Not all reptiles require UV light, and those that require UV light do not necessarily need the same levels of UVB and UVA. A desert reptile such as a bearded dragon would receive more direct sunlight, and therefore more UV, than a crested gecko who lives in heavily forested jungles and receives filtered sunlight through the leaves. A Pet Counsellor can assist you in determining which lighting your reptile requires.
Benefits of UVB – Most diurnal and crepuscular reptiles require UVB light in order to manufacture vitamin D3. This vitamin is used to help the reptile process calcium. Without it, calcium passes through the digestive system unused. A calcium deficiency can results in Metabolic Bone Disease (MBD), a disease that most diurnal reptiles are susceptible to if UVB is not provided, and can cause brittle or deformed bones.
Benefits of UVA – UVA light alters a reptile’s vision and perception of their environment. Without UVA, certain reptiles may struggle to find a food source or determine whether something is a potential mate or potential predator. This confusion can affect behaviour, breeding, and result in aggression.

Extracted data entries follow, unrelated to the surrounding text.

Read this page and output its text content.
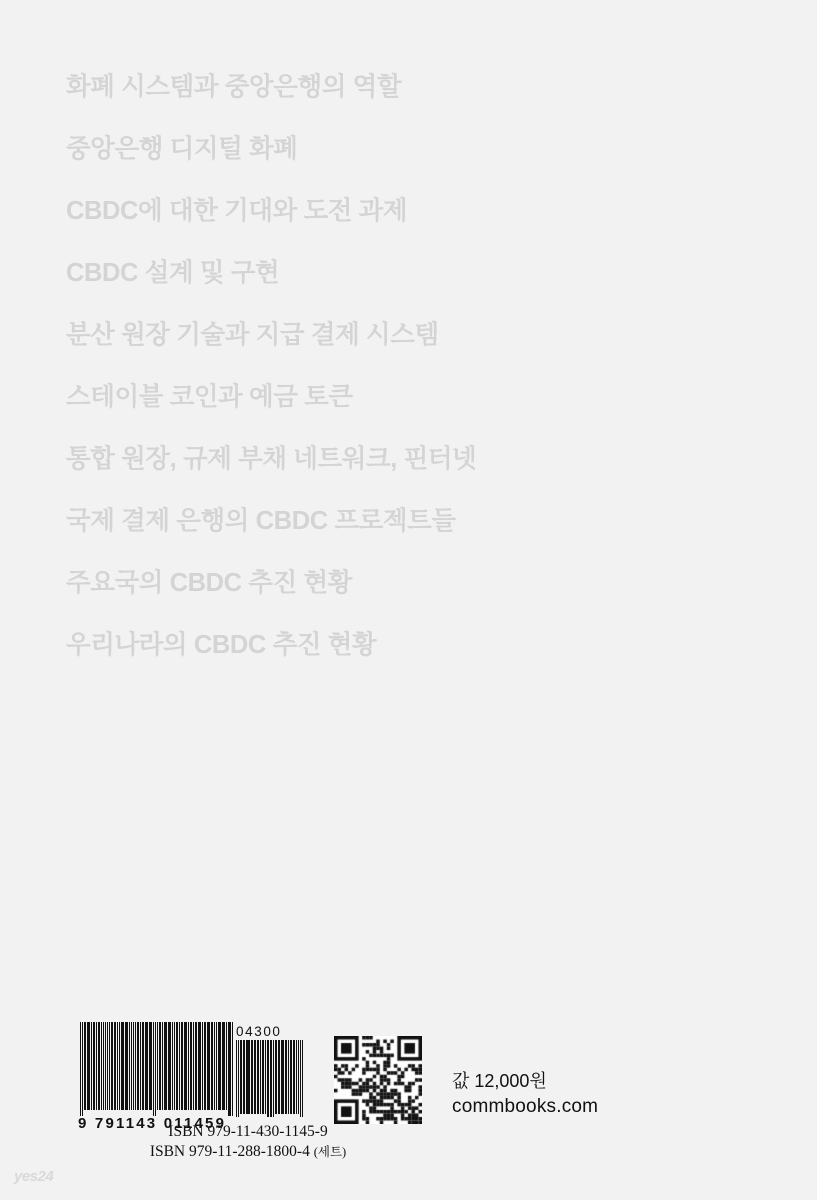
화폐 시스템과 중앙은행의 역할
중앙은행 디지털 화폐
CBDC에 대한 기대와 도전 과제
CBDC 설계 및 구현
분산 원장 기술과 지급 결제 시스템
스테이블 코인과 예금 토큰
통합 원장, 규제 부채 네트워크, 핀터넷
국제 결제 은행의 CBDC 프로젝트들
주요국의 CBDC 추진 현황
우리나라의 CBDC 추진 현황
9 791143 011459
04300
ISBN 979-11-430-1145-9
ISBN 979-11-288-1800-4 (세트)
값 12,000원
commbooks.com
yes24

Without UVA reptiles are essentially colourblind, and abnormal behaviours can stem from this.
Choosing a Bulb – Not all reptile UV bulbs are equal. Some produce higher UVB levels than others to replicate the amount of sun exposure that each reptile would find in their natural habitat. Ask a pet counsellor for assistance in choosing the right UVB level for your reptile. Keep in mind that more is not necessarily better. Offering a bulb that produces too much UVB can cause eye damage.

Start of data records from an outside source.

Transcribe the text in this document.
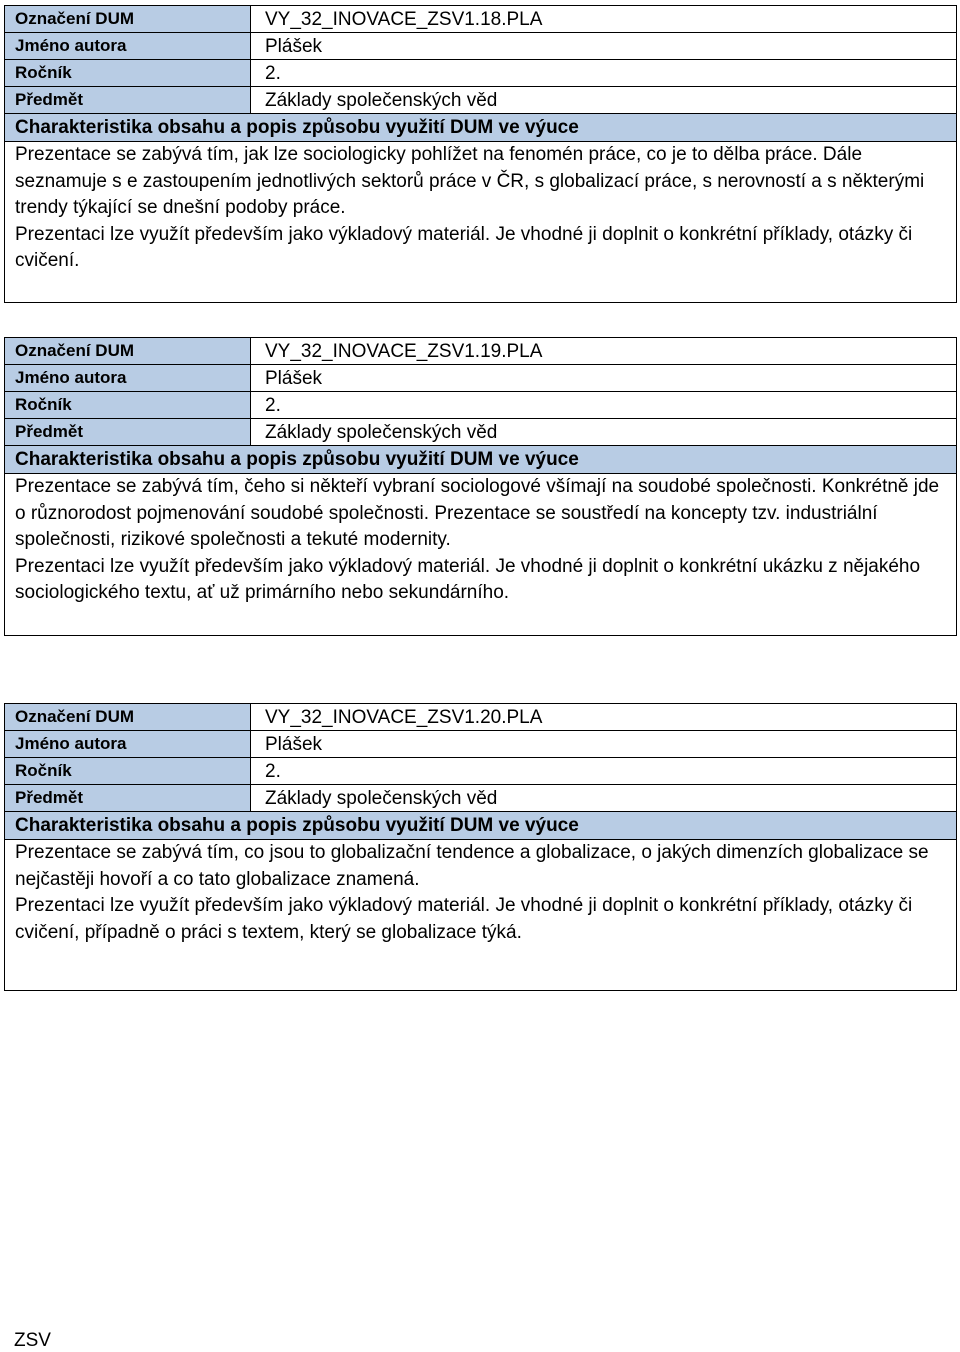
Označení DUM	VY_32_INOVACE_ZSV1.18.PLA
Jméno autora	Plášek
Ročník	2.
Předmět	Základy společenských věd
Charakteristika obsahu a popis způsobu využití DUM ve výuce

Prezentace se zabývá tím, jak lze sociologicky pohlížet na fenomén práce, co je to dělba práce. Dále seznamuje s e zastoupením jednotlivých sektorů práce v ČR, s globalizací práce, s nerovností a s některými trendy týkající se dnešní podoby práce.

Prezentaci lze využít především jako výkladový materiál. Je vhodné ji doplnit o konkrétní příklady, otázky či cvičení.

Označení DUM	VY_32_INOVACE_ZSV1.19.PLA
Jméno autora	Plášek
Ročník	2.
Předmět	Základy společenských věd
Charakteristika obsahu a popis způsobu využití DUM ve výuce

Prezentace se zabývá tím, čeho si někteří vybraní sociologové všímají na soudobé společnosti. Konkrétně jde o různorodost pojmenování soudobé společnosti. Prezentace se soustředí na koncepty tzv. industriální společnosti, rizikové společnosti a tekuté modernity.

Prezentaci lze využít především jako výkladový materiál. Je vhodné ji doplnit o konkrétní ukázku z nějakého sociologického textu, ať už primárního nebo sekundárního.

Označení DUM	VY_32_INOVACE_ZSV1.20.PLA
Jméno autora	Plášek
Ročník	2.
Předmět	Základy společenských věd
Charakteristika obsahu a popis způsobu využití DUM ve výuce

Prezentace se zabývá tím, co jsou to globalizační tendence a globalizace, o jakých dimenzích globalizace se nejčastěji hovoří a co tato globalizace znamená.

Prezentaci lze využít především jako výkladový materiál. Je vhodné ji doplnit o konkrétní příklady, otázky či cvičení, případně o práci s textem, který se globalizace týká.

ZSV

Replace the bulb every 6-8 months. After this time the amount of beneficial UV output declines, even if the light is still shining. Write the replacement date on the bulb so you know when it is time to change bulbs.
Choosing a Fixture – There are many fixture options available for birds and reptiles. For birds, the avian floor lamp is most popular because the cord is inaccessible to the bird who may otherwise chew it. The design also makes it easy to position the bulb above the cage. For reptiles, if a tube UV bulb is chosen then a ballast light fixture would be most appropriate. If a compact coil UV bulb is selected, a deep dome reptile light fixture will work well because it can accommodate the coil bulb’s long length.
Avoid light fixtures with built in dimmers as using this feature can drastically reduce the lifespan of the bulb.
Fixture Placement – Proper fixture placement is essential in safely providing UV light. The light should come from above (like the sun) and sit approximately 12-14 inches away from where the bird or reptile will be, and safely out of their reach. Light that comes from the side can cause eye damage. An avian floor lamp or light fixture bracket can help in placing the fixture above the enclosure.
Note that if the enclosure has a glass top/lid, the UV light will be filtered and will be insufficient for the animal.
Creating a Photoperiod – A photoperiod is the duration of light that a living thing is exposed to in a day. Photoperiods help animals dictate certain behaviour such as hunting or foraging, breeding, basking, etc. Timers are a great tool in creating a natural photoperiod because they can turn lights on and off at set intervals to establish a consistent photoperiod. For reptiles, as days get shorter, the photoperiod in captivity can be reduced (8-10 hours). As days get longer, the photoperiod can increase (10-12 hours). For birds, 10-12 hours of darkness ensures proper rest. They should be exposed to 7-9 hours of UV light during the day with a break period at noon, or alternatively provide shade or a snuggle hut so the bird can self-regulate their exposure to UV lighting. Over exposing the bird to UV lighting (ie. leaving the bulb on too long each day) can cause hormonal imbalances such as chronic egg laying or aggression.
Baby and adolescent birds are exposed to less ultraviolet light because they spend the majority of their time in their nest. The amount of exposure to ultraviolet light increases as they mature.